To make it easy for you to determine the base cost of existing unit trust investments, ASISA, will publish a list of all calculated prices for local and foreign unit trusts registered with the Financial Services Board and who are associate members of the ASISA on its web site at www.asisa.org.za
These prices will, in due course, be published in the Government Gazette by SARS. Furthermore, your individual unit trust management company should send you a statement following 1 October, clearly recording the base cost of your investment.

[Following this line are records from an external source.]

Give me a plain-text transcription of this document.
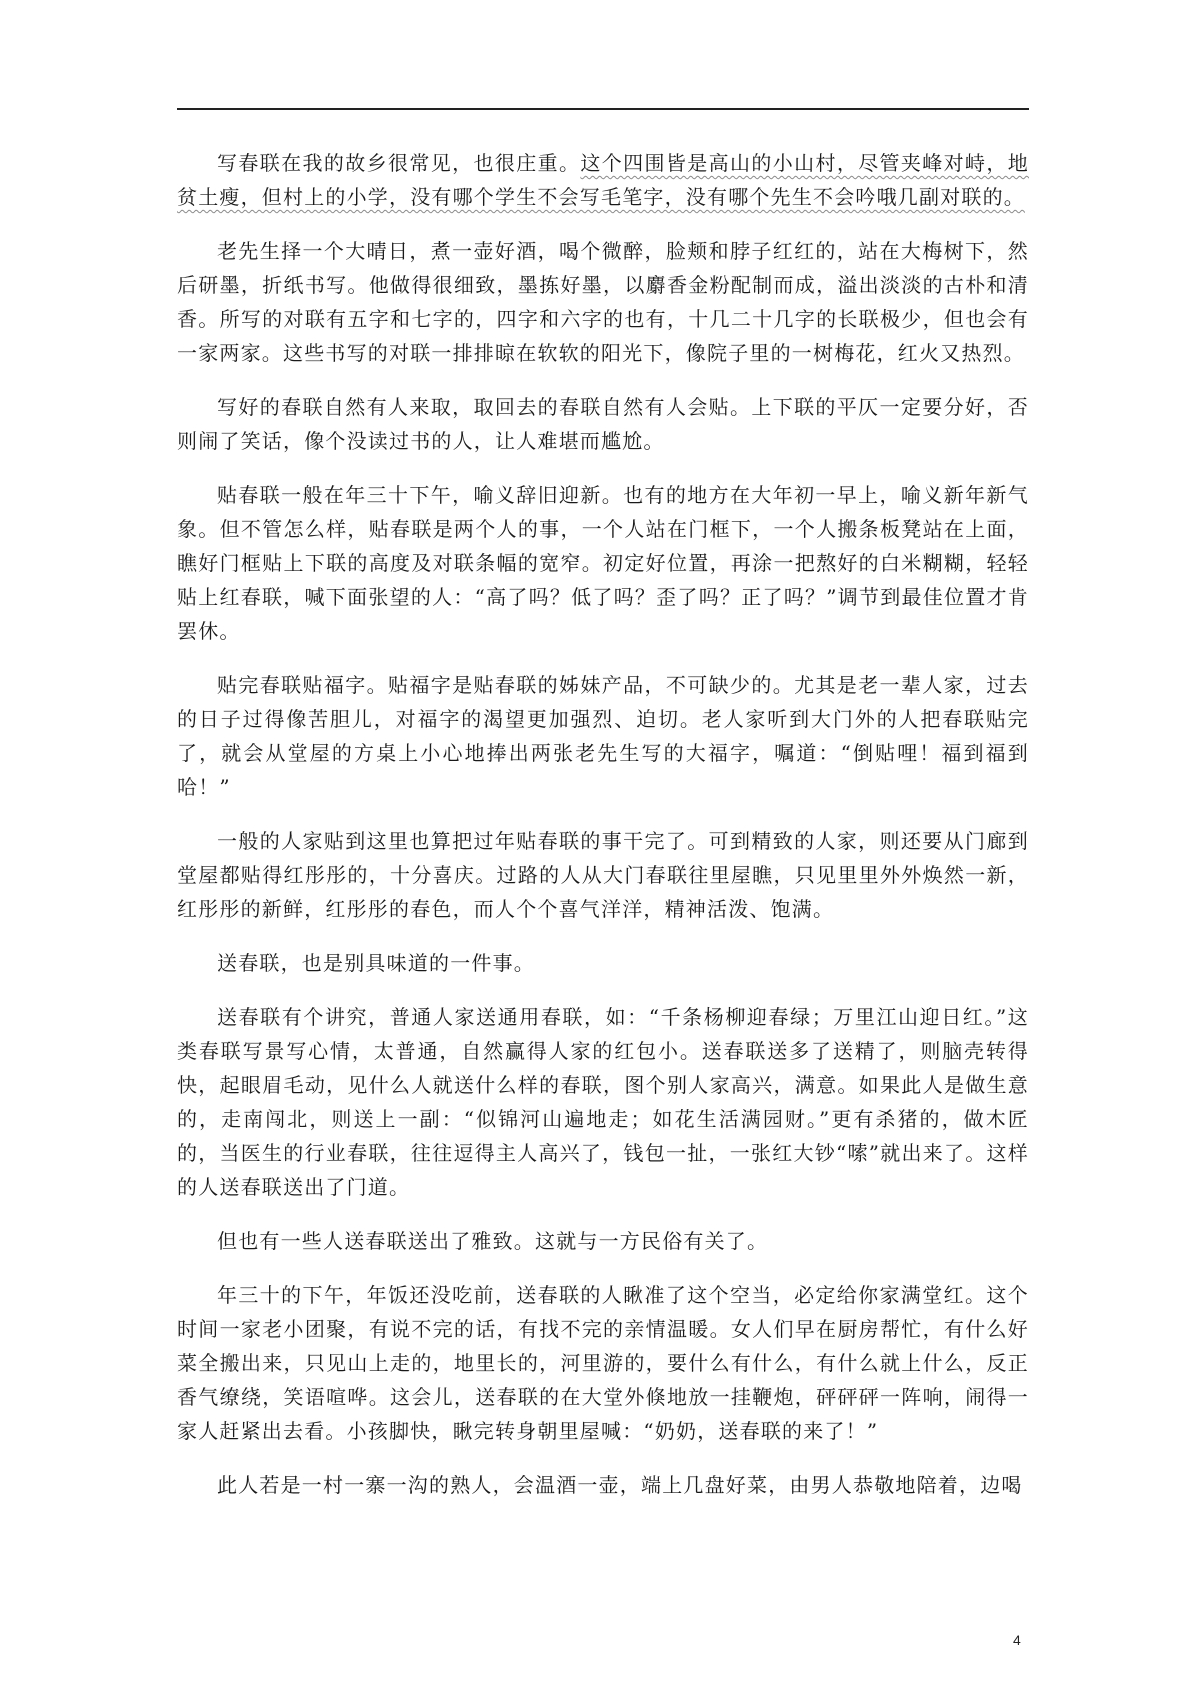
写春联在我的故乡很常见，也很庄重。这个四围皆是高山的小山村，尽管夹峰对峙，地贫土瘦，但村上的小学，没有哪个学生不会写毛笔字，没有哪个先生不会吟哦几副对联的。

老先生择一个大晴日，煮一壶好酒，喝个微醉，脸颊和脖子红红的，站在大梅树下，然后研墨，折纸书写。他做得很细致，墨拣好墨，以麝香金粉配制而成，溢出淡淡的古朴和清香。所写的对联有五字和七字的，四字和六字的也有，十几二十几字的长联极少，但也会有一家两家。这些书写的对联一排排晾在软软的阳光下，像院子里的一树梅花，红火又热烈。

写好的春联自然有人来取，取回去的春联自然有人会贴。上下联的平仄一定要分好，否则闹了笑话，像个没读过书的人，让人难堪而尴尬。

贴春联一般在年三十下午，喻义辞旧迎新。也有的地方在大年初一早上，喻义新年新气象。但不管怎么样，贴春联是两个人的事，一个人站在门框下，一个人搬条板凳站在上面，瞧好门框贴上下联的高度及对联条幅的宽窄。初定好位置，再涂一把熬好的白米糊糊，轻轻贴上红春联，喊下面张望的人：“高了吗？低了吗？歪了吗？正了吗？”调节到最佳位置才肯罢休。

贴完春联贴福字。贴福字是贴春联的姊妹产品，不可缺少的。尤其是老一辈人家，过去的日子过得像苦胆儿，对福字的渴望更加强烈、迫切。老人家听到大门外的人把春联贴完了，就会从堂屋的方桌上小心地捧出两张老先生写的大福字，嘱道：“倒贴哩！福到福到哈！”

一般的人家贴到这里也算把过年贴春联的事干完了。可到精致的人家，则还要从门廊到堂屋都贴得红彤彤的，十分喜庆。过路的人从大门春联往里屋瞧，只见里里外外焕然一新，红彤彤的新鲜，红彤彤的春色，而人个个喜气洋洋，精神活泼、饱满。

送春联，也是别具味道的一件事。

送春联有个讲究，普通人家送通用春联，如：“千条杨柳迎春绿；万里江山迎日红。”这类春联写景写心情，太普通，自然赢得人家的红包小。送春联送多了送精了，则脑壳转得快，起眼眉毛动，见什么人就送什么样的春联，图个别人家高兴，满意。如果此人是做生意的，走南闯北，则送上一副：“似锦河山遍地走；如花生活满园财。”更有杀猪的，做木匠的，当医生的行业春联，往往逗得主人高兴了，钱包一扯，一张红大钞“嗦”就出来了。这样的人送春联送出了门道。

但也有一些人送春联送出了雅致。这就与一方民俗有关了。

年三十的下午，年饭还没吃前，送春联的人瞅准了这个空当，必定给你家满堂红。这个时间一家老小团聚，有说不完的话，有找不完的亲情温暖。女人们早在厨房帮忙，有什么好菜全搬出来，只见山上走的，地里长的，河里游的，要什么有什么，有什么就上什么，反正香气缭绕，笑语喧哗。这会儿，送春联的在大堂外倏地放一挂鞭炮，砰砰砰一阵响，闹得一家人赶紧出去看。小孩脚快，瞅完转身朝里屋喊：“奶奶，送春联的来了！”

此人若是一村一寨一沟的熟人，会温酒一壶，端上几盘好菜，由男人恭敬地陪着，边喝

4
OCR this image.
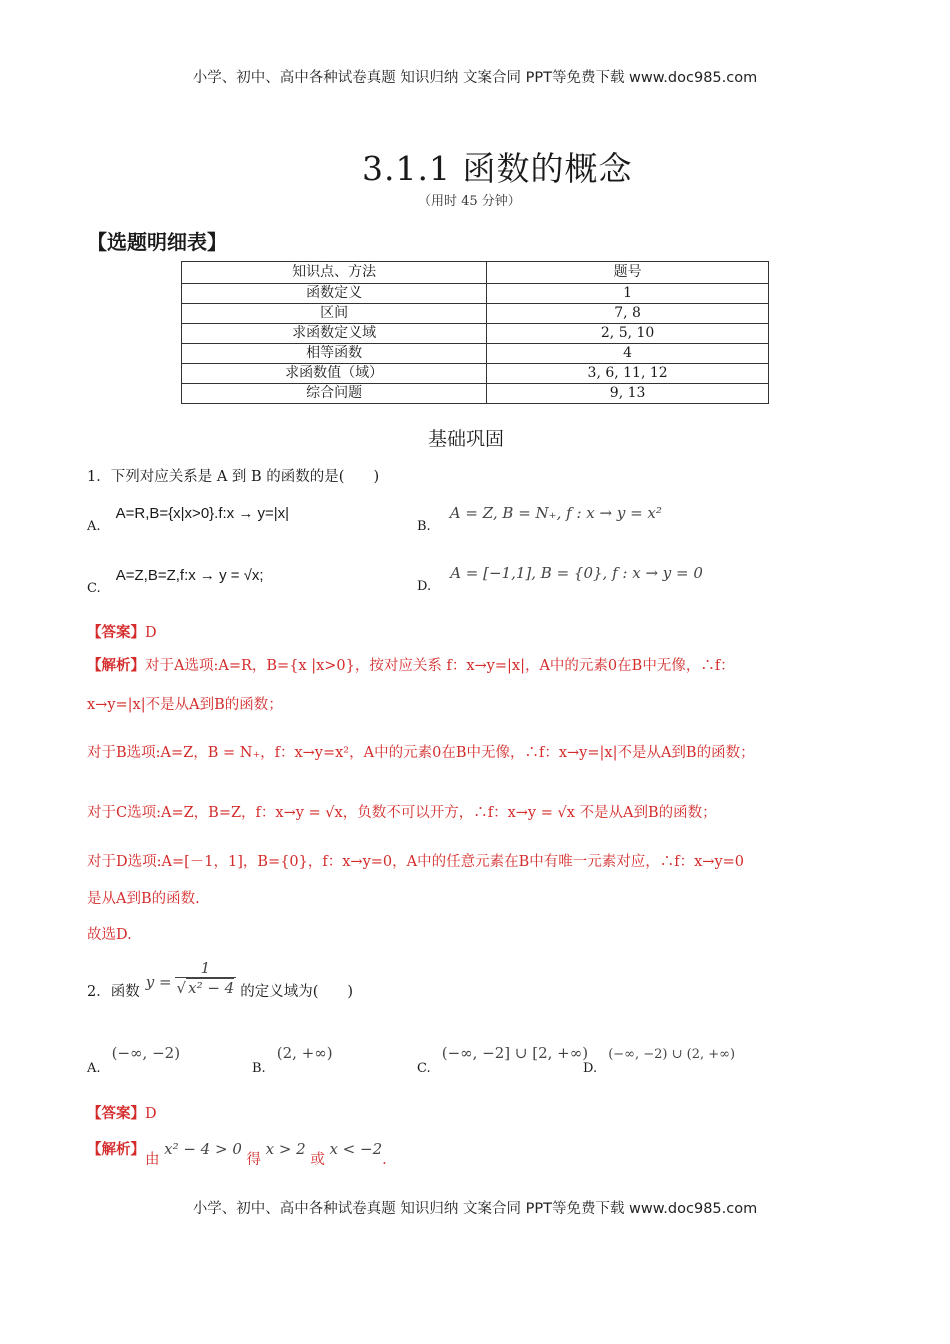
小学、初中、高中各种试卷真题 知识归纳 文案合同 PPT等免费下载 www.doc985.com
3.1.1 函数的概念
（用时 45 分钟）
【选题明细表】
知识点、方法	题号
函数定义	1
区间	7, 8
求函数定义域	2, 5, 10
相等函数	4
求函数值（域）	3, 6, 11, 12
综合问题	9, 13
基础巩固
1．下列对应关系是 A 到 B 的函数的是(　　)
$_{A.}$ A=R,B={x|x>0}.f:x → y=|x|
$_{B.}$ A = Z, B = N₊, f : x → y = x²
$_{C.}$ A=Z,B=Z,f:x → y = √x;
$_{D.}$ A = [−1,1], B = {0}, f : x → y = 0
【答案】D
【解析】对于A选项:A=R，B={x |x>0}，按对应关系 f：x→y=|x|，A中的元素0在B中无像，∴f：
x→y=|x|不是从A到B的函数；
对于B选项:A=Z，B = N₊，f：x→y=x²，A中的元素0在B中无像，∴f：x→y=|x|不是从A到B的函数；
对于C选项:A=Z，B=Z，f：x→y = √x，负数不可以开方，∴f：x→y = √x 不是从A到B的函数；
对于D选项:A=[－1，1]，B={0}，f：x→y=0，A中的任意元素在B中有唯一元素对应，∴f：x→y=0
是从A到B的函数.
故选D.
2．函数
$y = \frac{1}{\text{√ x² − 4}}$ 的定义域为(　　)
$_{A.}$ (−∞, −2)
$_{B.}$ (2, +∞)
$_{C.}$ (−∞, −2] ∪ [2, +∞)
$_{D.}$ (−∞, −2) ∪ (2, +∞)
【答案】D
【解析】由 x² − 4 > 0 得 x > 2 或 x < −2.
小学、初中、高中各种试卷真题 知识归纳 文案合同 PPT等免费下载 www.doc985.com
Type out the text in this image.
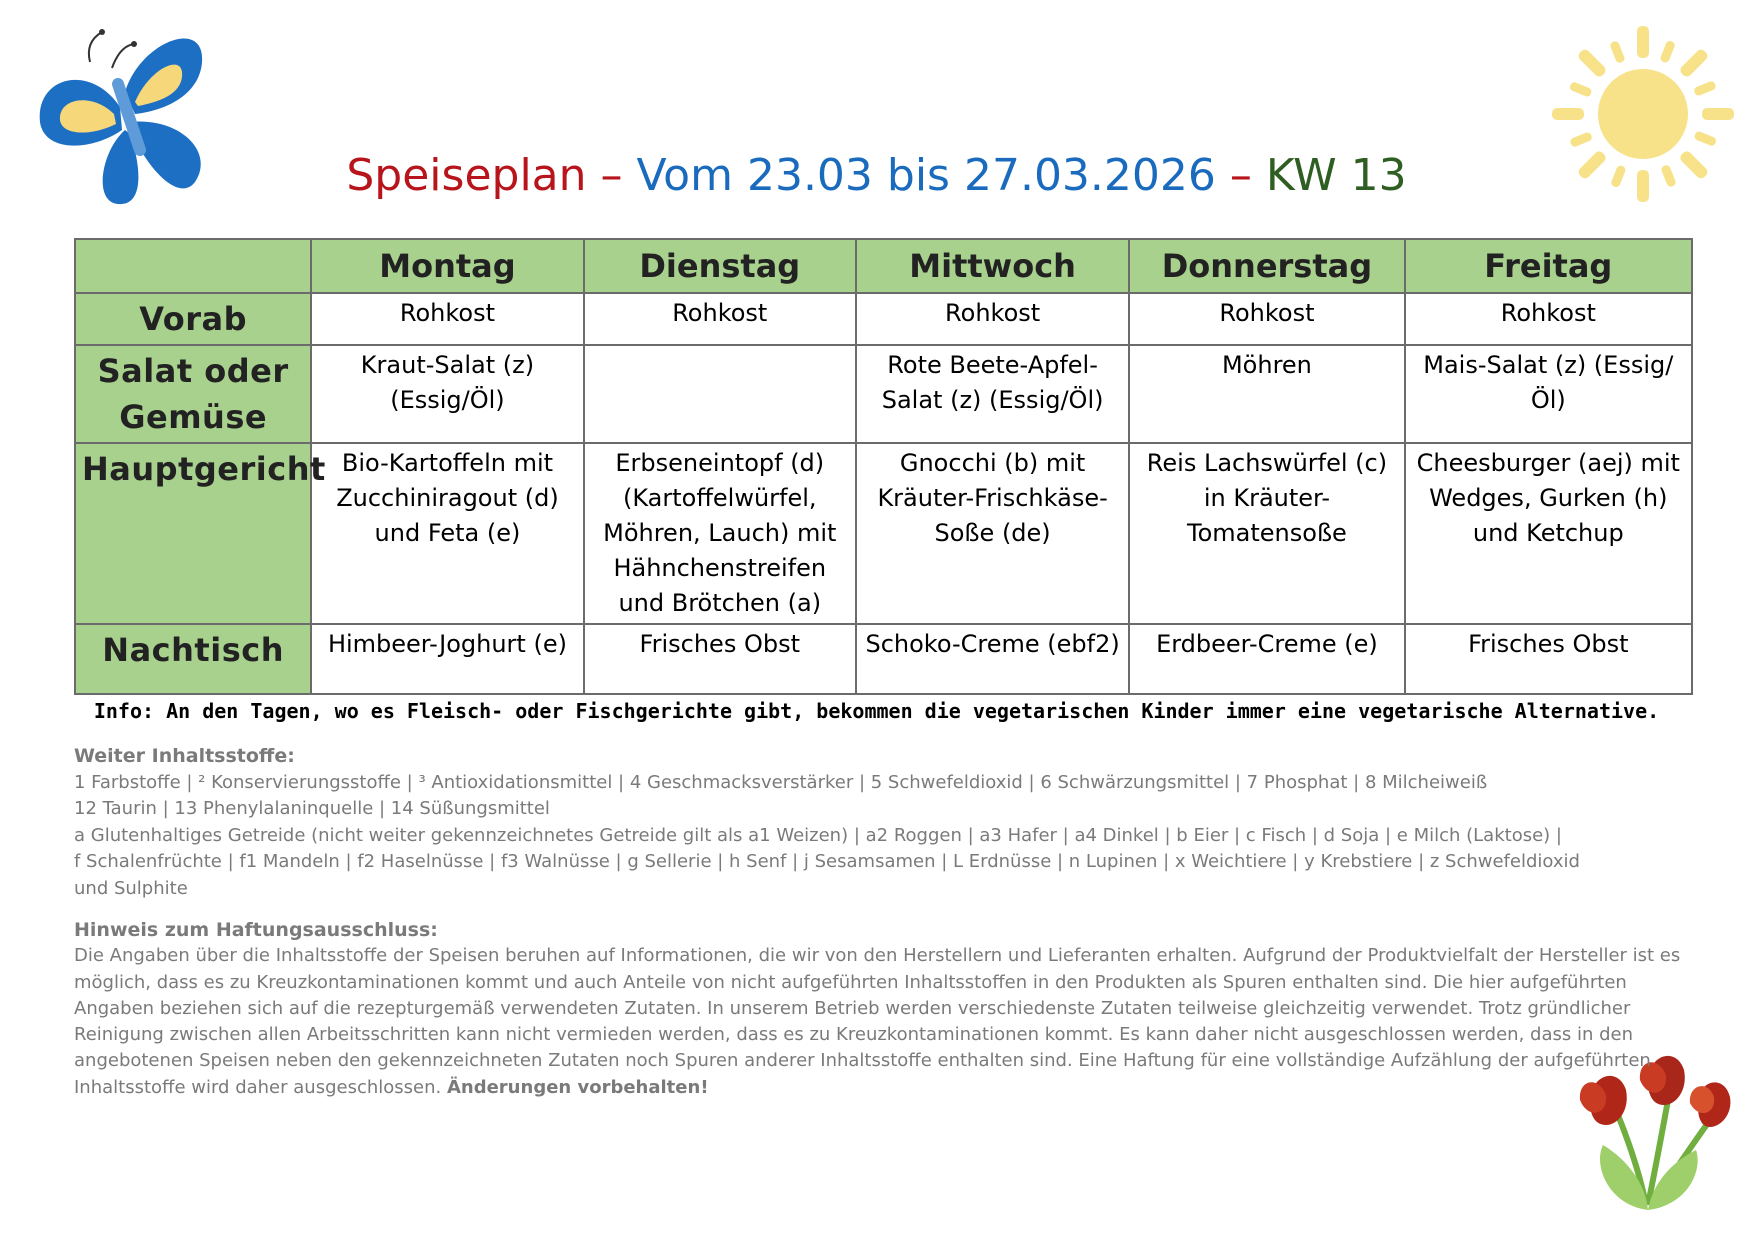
Speiseplan – Vom 23.03 bis 27.03.2026 – KW 13
	Montag	Dienstag	Mittwoch	Donnerstag	Freitag
Vorab	Rohkost	Rohkost	Rohkost	Rohkost	Rohkost
Salat oder Gemüse	Kraut-Salat (z) (Essig/Öl)		Rote Beete-Apfel-Salat (z) (Essig/Öl)	Möhren	Mais-Salat (z) (Essig/Öl)
Hauptgericht	Bio-Kartoffeln mit Zucchiniragout (d) und Feta (e)	Erbseneintopf (d) (Kartoffelwürfel, Möhren, Lauch) mit Hähnchenstreifen und Brötchen (a)	Gnocchi (b) mit Kräuter-Frischkäse-Soße (de)	Reis Lachswürfel (c) in Kräuter-Tomatensoße	Cheesburger (aej) mit Wedges, Gurken (h) und Ketchup
Nachtisch	Himbeer-Joghurt (e)	Frisches Obst	Schoko-Creme (ebf2)	Erdbeer-Creme (e)	Frisches Obst
Info: An den Tagen, wo es Fleisch- oder Fischgerichte gibt, bekommen die vegetarischen Kinder immer eine vegetarische Alternative.
Weiter Inhaltsstoffe:
1 Farbstoffe | ² Konservierungsstoffe | ³ Antioxidationsmittel | 4 Geschmacksverstärker | 5 Schwefeldioxid | 6 Schwärzungsmittel | 7 Phosphat | 8 Milcheiweiß
12 Taurin | 13 Phenylalaninquelle | 14 Süßungsmittel
a Glutenhaltiges Getreide (nicht weiter gekennzeichnetes Getreide gilt als a1 Weizen) | a2 Roggen | a3 Hafer | a4 Dinkel | b Eier | c Fisch | d Soja | e Milch (Laktose) |
f Schalenfrüchte | f1 Mandeln | f2 Haselnüsse | f3 Walnüsse | g Sellerie | h Senf | j Sesamsamen | L Erdnüsse | n Lupinen | x Weichtiere | y Krebstiere | z Schwefeldioxid
und Sulphite
Hinweis zum Haftungsausschluss:
Die Angaben über die Inhaltsstoffe der Speisen beruhen auf Informationen, die wir von den Herstellern und Lieferanten erhalten. Aufgrund der Produktvielfalt der Hersteller ist es möglich, dass es zu Kreuzkontaminationen kommt und auch Anteile von nicht aufgeführten Inhaltsstoffen in den Produkten als Spuren enthalten sind. Die hier aufgeführten Angaben beziehen sich auf die rezepturgemäß verwendeten Zutaten. In unserem Betrieb werden verschiedenste Zutaten teilweise gleichzeitig verwendet. Trotz gründlicher Reinigung zwischen allen Arbeitsschritten kann nicht vermieden werden, dass es zu Kreuzkontaminationen kommt. Es kann daher nicht ausgeschlossen werden, dass in den angebotenen Speisen neben den gekennzeichneten Zutaten noch Spuren anderer Inhaltsstoffe enthalten sind. Eine Haftung für eine vollständige Aufzählung der aufgeführten Inhaltsstoffe wird daher ausgeschlossen. Änderungen vorbehalten!
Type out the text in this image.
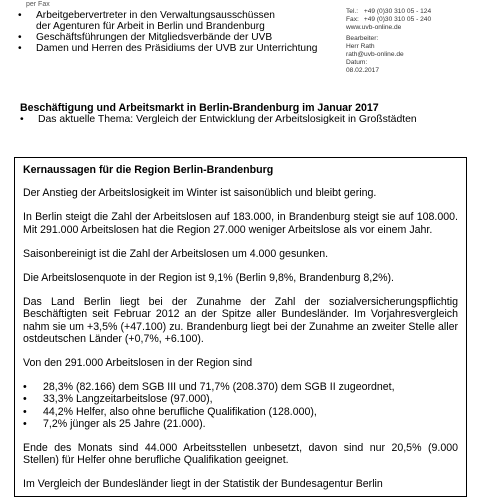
per Fax
• Arbeitgebervertreter in den Verwaltungsausschüssen
der Agenturen für Arbeit in Berlin und Brandenburg
• Geschäftsführungen der Mitgliedsverbände der UVB
• Damen und Herren des Präsidiums der UVB zur Unterrichtung
Tel.: +49 (0)30 310 05 - 124
Fax: +49 (0)30 310 05 - 240
www.uvb-online.de
Bearbeiter:
Herr Rath
rath@uvb-online.de
Datum:
08.02.2017
Beschäftigung und Arbeitsmarkt in Berlin-Brandenburg im Januar 2017
• Das aktuelle Thema: Vergleich der Entwicklung der Arbeitslosigkeit in Großstädten
Kernaussagen für die Region Berlin-Brandenburg

Der Anstieg der Arbeitslosigkeit im Winter ist saisonüblich und bleibt gering.

In Berlin steigt die Zahl der Arbeitslosen auf 183.000, in Brandenburg steigt sie auf 108.000. Mit 291.000 Arbeitslosen hat die Region 27.000 weniger Arbeitslose als vor einem Jahr.

Saisonbereinigt ist die Zahl der Arbeitslosen um 4.000 gesunken.

Die Arbeitslosenquote in der Region ist 9,1% (Berlin 9,8%, Brandenburg 8,2%).

Das Land Berlin liegt bei der Zunahme der Zahl der sozialversicherungspflichtig Beschäftigten seit Februar 2012 an der Spitze aller Bundesländer. Im Vorjahresvergleich nahm sie um +3,5% (+47.100) zu. Brandenburg liegt bei der Zunahme an zweiter Stelle aller ostdeutschen Länder (+0,7%, +6.100).

Von den 291.000 Arbeitslosen in der Region sind

• 28,3% (82.166) dem SGB III und 71,7% (208.370) dem SGB II zugeordnet,
• 33,3% Langzeitarbeitslose (97.000),
• 44,2% Helfer, also ohne berufliche Qualifikation (128.000),
• 7,2% jünger als 25 Jahre (21.000).

Ende des Monats sind 44.000 Arbeitsstellen unbesetzt, davon sind nur 20,5% (9.000 Stellen) für Helfer ohne berufliche Qualifikation geeignet.

Im Vergleich der Bundesländer liegt in der Statistik der Bundesagentur Berlin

Base Cost for Investments Made on or After 1 October 2001

For investments made on or after 1 October 2001, the actual cost that you pay for the units, including any initial charges, is used to calculate the base cost. The unit trust management company will track your cost of purchases (e.g. debit orders) over time on a weighted average base cost basis, so that, when you sell units, the base cost will have been automatically calculated over time on your behalf. Each time you buy units the management company will recalculate the weighted average base cost by multiplying the existing number of units by the existing base cost of the units The total cost, calculated at the buy price, of the new units bought is added to obtain a new monetary value. This is then divided by the sum of existing units and new units to arrive at the new weighted average base cost of all units in the account.

The above method of calculating the base cost of units has been adopted as an ASISA standard and is the method of calculation that management companies are required to use when reporting capital gains to SARS in terms of legislation.

However, a unit holder is entitled to use any of the methods provided for in the Eighth Schedule of the Income Tax Act when computing gains or losses and reporting these to SARS. Section 30 of the Schedule provides for the time-apportionment method and section 32 deals with the base cost of identical assets and provides for using any one of the specific identification, first-in/first-out or weighted average methods.

A unit holder wishing to use any method other than the weighted average must ensure that all records are available to be furnished with the annual income tax return. It is recommended that the unit holder consults a tax expert or financial adviser prior to using the alternative methods.

Tax Returns

At the end of the tax year you will receive a statement (IT3E) from all South African unit trust management companies reflecting any gains or losses you may have incurred during the tax year. It is then up to the taxpayer to include any net gains in his or her tax return. All local management companies are obliged to send copies of the IT3E to SARS. Foreign unit trust funds will not issue tax statements and unit holders in these schemes are required to calculate the gains and losses themselves.

Events That Trigger a CGT Event and Need to be Taken Into Account in Your Tax Return
• Sales of units or switches out of a fund.
• Transfer of units, where beneficial ownership of the units change.
• The death, sequestration or emigration of a unit holder.
• The divorce of a unit holder married in community of property.
The management company will report the event as at the date of the transaction. However, a valuation certificate for an account can be obtained from the management company for the actual date of the event and be used in the unit holder's income tax return.

Events That DO NOT Trigger a CGT Event

Where a unit holder transfers units from a personal account with a management company to a bulk account of a Linked Investment Service Provider (LISP) or vice versa, or where a unit holder donates units to a spouse, no CGT event is triggered. The original base cost has to be transferred to the new account. To facilitate this management companies will issue valuation certificates to enable the base cost to be carried forward.